Alternatively, we could train a relevance function *V* in parallel with *A* and *P*. The simplest instantiation of this idea might be to require *V*(φ) = 1, and to require that *V*(ψ) be large whenever ψ is logically related, or perhaps has high mutual information under *P*, to another sentence with a high relevance. (and to otherwise exert downward pressure on *V*). We could then reward *A* for choosing highly relevant sentences. This has a similar intuitive motivation, but it also lacks any principled justification.

Another crude measure is to reward *A* for identifying errors involving simple sentences, so that *P* will be roughly consistent whenever we talk about simple sentences, and it will “notice” any arguments that involve only simple sentences. This can’t be a substitute for relevance though, since it requires *P* to notice *all* of these arguments rather than allowing it to focus on the relevant ones.

I don’t see any easy way to deal with this problem. That may mean that this approach to logical reasoning is doomed. Or it just might mean that we need a clever idea — I think there is a lot to try.

### Problem: going beyond logic

In this scheme, consistency checks are limited to logical consistency conditions. In some sense these conditions are universal if we only care about finite objects. But they may be less powerful than other kinds of inference.

Of course, *A* and *P* can learn strategies that reflect more complex regularities. For example, *P* can learn that probabilistic methods usually work, and thereafter use probabilistic methods to guess whether a sentence is true. And *A* can learn that probabilistic methods usually work, and thereafter use them to identify probable inconsistencies in *P*’s views.

But these other methods of inference can’t be used to generate extra constraints on *P*’s beliefs, and that may mean that the resulting beliefs are less accurate than human beliefs (even if *P* is much better at reinforcement learning than a human).

It’s not clear whether this is a big problem.

To see an example where this looks like it could be a problem, but actually isn’t: consider an agent reasoning about arithmetic in without logical induction. Suppose that *P* assigns a high probability to ∀*n*: φ(*n*) → φ(*n*+1), and assigns a high probability to φ(0), yet assigns a low probability to φ(1000000). At face value, *A* has no way to prove that *P* is inconsistent. Thus *P* might be able to persist in these inconsistent beliefs, even if *P* and *A* are both good enough learners that they would be able to figure out the induction is useful.

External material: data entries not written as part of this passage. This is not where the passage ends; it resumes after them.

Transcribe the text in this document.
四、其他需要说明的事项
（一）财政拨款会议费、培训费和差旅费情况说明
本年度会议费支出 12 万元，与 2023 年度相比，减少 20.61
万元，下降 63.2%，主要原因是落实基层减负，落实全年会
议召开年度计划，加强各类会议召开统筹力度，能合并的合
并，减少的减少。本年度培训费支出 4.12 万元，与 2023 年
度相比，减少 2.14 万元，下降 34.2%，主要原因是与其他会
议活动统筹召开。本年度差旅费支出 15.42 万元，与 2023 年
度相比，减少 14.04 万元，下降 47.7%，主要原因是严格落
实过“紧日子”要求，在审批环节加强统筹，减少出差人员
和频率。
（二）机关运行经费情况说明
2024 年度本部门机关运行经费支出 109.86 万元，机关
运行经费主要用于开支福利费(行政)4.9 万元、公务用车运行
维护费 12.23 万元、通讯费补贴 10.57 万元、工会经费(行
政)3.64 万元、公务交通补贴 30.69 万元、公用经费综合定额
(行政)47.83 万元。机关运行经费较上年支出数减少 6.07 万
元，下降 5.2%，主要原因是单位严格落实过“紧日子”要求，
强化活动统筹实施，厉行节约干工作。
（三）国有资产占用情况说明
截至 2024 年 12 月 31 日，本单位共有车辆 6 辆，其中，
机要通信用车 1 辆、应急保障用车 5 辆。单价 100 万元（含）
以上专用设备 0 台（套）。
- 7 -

But *A* can use induction in order to identify a problem in *P*’s beliefs, by doing a binary search to find a point where *P* has different beliefs about φ(*n*) and φ(*n*+1), even conditioned on ∀*n*: φ(*n*) → φ(*n*+1).

So in fact we didn’t need to include induction as an inference rule for *A*, it falls naturally out of the rules of the game. (You might complain that the size of *P*’s inconsistency is significantly decreased, but a more clever strategy for *A* can ensure that the reduction is at-most-linear.)

It seems like this is probably a happy coincidence, distinctive to induction. In general, we can probably find axioms such that *P* doesn’t lose anything by simply violating them. Even if *P* “can tell” that such an axiom is true, but has no incentive to assign it a high probability. Similarly, using that axiom *A* can identify likely inconsistencies in *P*’s beliefs, but has no way to quickly demonstrate an inconsistency.

And of course, *A* and *P* probably make judgments that don’t correspond to any axioms at all, e.g. based on statistical regularities or alternative representations that give probabilistic clues.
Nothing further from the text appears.